The year is 1870. The place is north Texas where the wounds of the Civil War are still unhealed. Captain Jefferson Kyle Kidd (Hanks) served in the war. Now he travels the West, reading aloud from newspapers to anyone “with the time and 10 cents.”
His performances are reminiscent of Charles Dickens’ reading tours. He prepares for them, putting on a particular outfit, scanning a dozen papers for items he thinks will be of particular interest. A ferry boat sinks. A “pandemic” takes 97 lives in two months.
En route to his next engagement, Kidd comes across 10-year-old Johanna (Helena Zengel). Kidnapped by the Kiowa six years earlier, she strongly identifies with her captors. They are her family, not the aunt and uncle a federal agent was taking her to when Kidd finds her. Much like Frodo and the One Ring, Kidd decides to finish the task because, quite simply, there is no one else to do it.
However, Johanna is still very much a feral kid, a wild child who bites, kicks and screams. And sings Indian chants. And eats with her hands (Kidd’s attempts to teach her to use a spoon are like something out of “The Miracle Worker.”) Most of all, the girl seeks to reunite with the Kiowa who pass through the film like ghostly illusions, disenfranchised and homeless.
The pair’s odyssey through 400 miles of Texas back-country is every bit as fraught as Frodo’s – or, for that matter, Martin Sheen’s in “Apocalypse Now.” An encounter with some lawless buffalo skinners has the same sense of misrule and chaos as some of Sheen’s confrontations in Vietnam.
The crazier things get, the more the bond between Kidd and Johanna strengthens. Hanks and Zengel, a relative newcomer, are wonderful together, their relationship growing and evolving as they navigate dangers of every sort, from sex-trafficking to a full-blown dust storm.
Director Paul Greengrass, who’s done everything from the “Bourne” franchise to “United 93,” seems delighted to take us through the so-called Old West. He treats us to sweeping shots of cattle drives and buffalo herds. He shows us vast prairie plateaus, lit by lightning strikes and crimson-hued sunsets. He captures the rustic bustle of a frontier town and honors such well-known tropes as an old-fashioned shoot-out that could’ve taken place in the high country of the Ponderosa.

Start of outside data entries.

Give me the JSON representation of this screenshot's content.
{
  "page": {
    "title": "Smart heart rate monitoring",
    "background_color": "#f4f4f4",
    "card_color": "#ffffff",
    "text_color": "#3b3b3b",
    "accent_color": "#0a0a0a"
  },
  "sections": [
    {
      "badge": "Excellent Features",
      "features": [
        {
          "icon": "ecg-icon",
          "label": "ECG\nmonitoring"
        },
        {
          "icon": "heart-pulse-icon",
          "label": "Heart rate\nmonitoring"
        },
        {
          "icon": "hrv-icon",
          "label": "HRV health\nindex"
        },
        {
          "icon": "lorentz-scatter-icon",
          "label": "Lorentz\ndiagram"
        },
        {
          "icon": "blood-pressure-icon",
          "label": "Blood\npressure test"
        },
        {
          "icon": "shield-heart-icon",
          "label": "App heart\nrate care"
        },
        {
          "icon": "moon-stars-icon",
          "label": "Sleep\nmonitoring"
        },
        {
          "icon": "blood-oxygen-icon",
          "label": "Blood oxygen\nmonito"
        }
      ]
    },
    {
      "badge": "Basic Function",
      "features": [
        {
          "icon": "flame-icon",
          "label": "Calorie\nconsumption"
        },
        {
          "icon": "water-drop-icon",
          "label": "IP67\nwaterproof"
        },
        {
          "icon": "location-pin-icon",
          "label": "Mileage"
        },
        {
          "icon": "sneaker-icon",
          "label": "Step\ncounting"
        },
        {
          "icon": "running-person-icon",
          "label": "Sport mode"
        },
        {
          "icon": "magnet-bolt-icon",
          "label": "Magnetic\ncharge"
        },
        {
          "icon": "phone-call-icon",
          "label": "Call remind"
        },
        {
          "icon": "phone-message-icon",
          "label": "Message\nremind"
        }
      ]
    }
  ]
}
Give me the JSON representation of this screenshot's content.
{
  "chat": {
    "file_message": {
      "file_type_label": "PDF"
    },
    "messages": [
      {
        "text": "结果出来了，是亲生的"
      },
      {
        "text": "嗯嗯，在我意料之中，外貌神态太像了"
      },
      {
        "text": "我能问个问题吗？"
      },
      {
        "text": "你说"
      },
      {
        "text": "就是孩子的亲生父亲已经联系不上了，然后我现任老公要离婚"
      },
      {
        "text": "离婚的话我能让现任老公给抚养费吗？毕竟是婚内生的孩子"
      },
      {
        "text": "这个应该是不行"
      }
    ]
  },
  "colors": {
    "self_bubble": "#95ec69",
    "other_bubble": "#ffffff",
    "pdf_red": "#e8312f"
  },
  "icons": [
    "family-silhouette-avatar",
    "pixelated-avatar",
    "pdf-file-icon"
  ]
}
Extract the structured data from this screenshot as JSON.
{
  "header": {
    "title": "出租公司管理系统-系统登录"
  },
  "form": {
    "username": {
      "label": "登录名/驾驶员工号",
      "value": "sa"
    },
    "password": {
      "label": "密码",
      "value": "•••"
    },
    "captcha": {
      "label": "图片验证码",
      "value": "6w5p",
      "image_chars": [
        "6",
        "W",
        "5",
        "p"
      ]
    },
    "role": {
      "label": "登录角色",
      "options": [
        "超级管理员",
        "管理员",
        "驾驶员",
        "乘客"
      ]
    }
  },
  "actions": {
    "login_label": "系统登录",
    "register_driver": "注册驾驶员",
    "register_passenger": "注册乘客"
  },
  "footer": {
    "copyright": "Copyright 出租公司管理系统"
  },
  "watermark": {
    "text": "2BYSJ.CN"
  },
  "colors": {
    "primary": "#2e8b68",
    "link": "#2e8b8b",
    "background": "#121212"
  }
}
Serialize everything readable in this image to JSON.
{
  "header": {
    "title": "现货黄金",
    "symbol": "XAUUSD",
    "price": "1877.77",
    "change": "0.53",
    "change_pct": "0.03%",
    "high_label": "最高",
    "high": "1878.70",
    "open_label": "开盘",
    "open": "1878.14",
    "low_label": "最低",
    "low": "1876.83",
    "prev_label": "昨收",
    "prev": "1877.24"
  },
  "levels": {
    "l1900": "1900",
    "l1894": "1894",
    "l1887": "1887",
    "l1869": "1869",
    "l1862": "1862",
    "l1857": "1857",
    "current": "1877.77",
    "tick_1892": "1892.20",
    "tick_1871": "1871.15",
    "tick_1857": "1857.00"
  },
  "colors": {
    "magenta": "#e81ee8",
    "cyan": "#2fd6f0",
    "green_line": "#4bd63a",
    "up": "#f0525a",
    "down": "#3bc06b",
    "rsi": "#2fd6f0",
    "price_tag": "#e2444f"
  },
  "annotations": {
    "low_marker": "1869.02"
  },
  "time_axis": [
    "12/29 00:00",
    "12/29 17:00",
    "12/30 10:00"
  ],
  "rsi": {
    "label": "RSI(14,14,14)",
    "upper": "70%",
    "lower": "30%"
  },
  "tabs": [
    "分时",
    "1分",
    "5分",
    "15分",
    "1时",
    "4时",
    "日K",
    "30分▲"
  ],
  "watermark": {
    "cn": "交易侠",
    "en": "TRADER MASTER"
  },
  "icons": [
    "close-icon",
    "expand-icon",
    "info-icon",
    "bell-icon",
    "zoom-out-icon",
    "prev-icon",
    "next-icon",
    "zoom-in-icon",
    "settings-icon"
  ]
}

You can see that Hanks loves the same stuff. While his work with Zengel, is beautiful, you sense where his heart lies. With all the Western-y stuff. With the chance to dismount from a restless horse, to grab a rifle from his saddle, to bounce along in an ancient buckboard wagon. At one point – mid shoot-out, actually – a character who’s trying to kill Hanks notes admiringly, “You’re good for a man of years.”
He sure is. And he’s made a movie worthy of our time and his talent.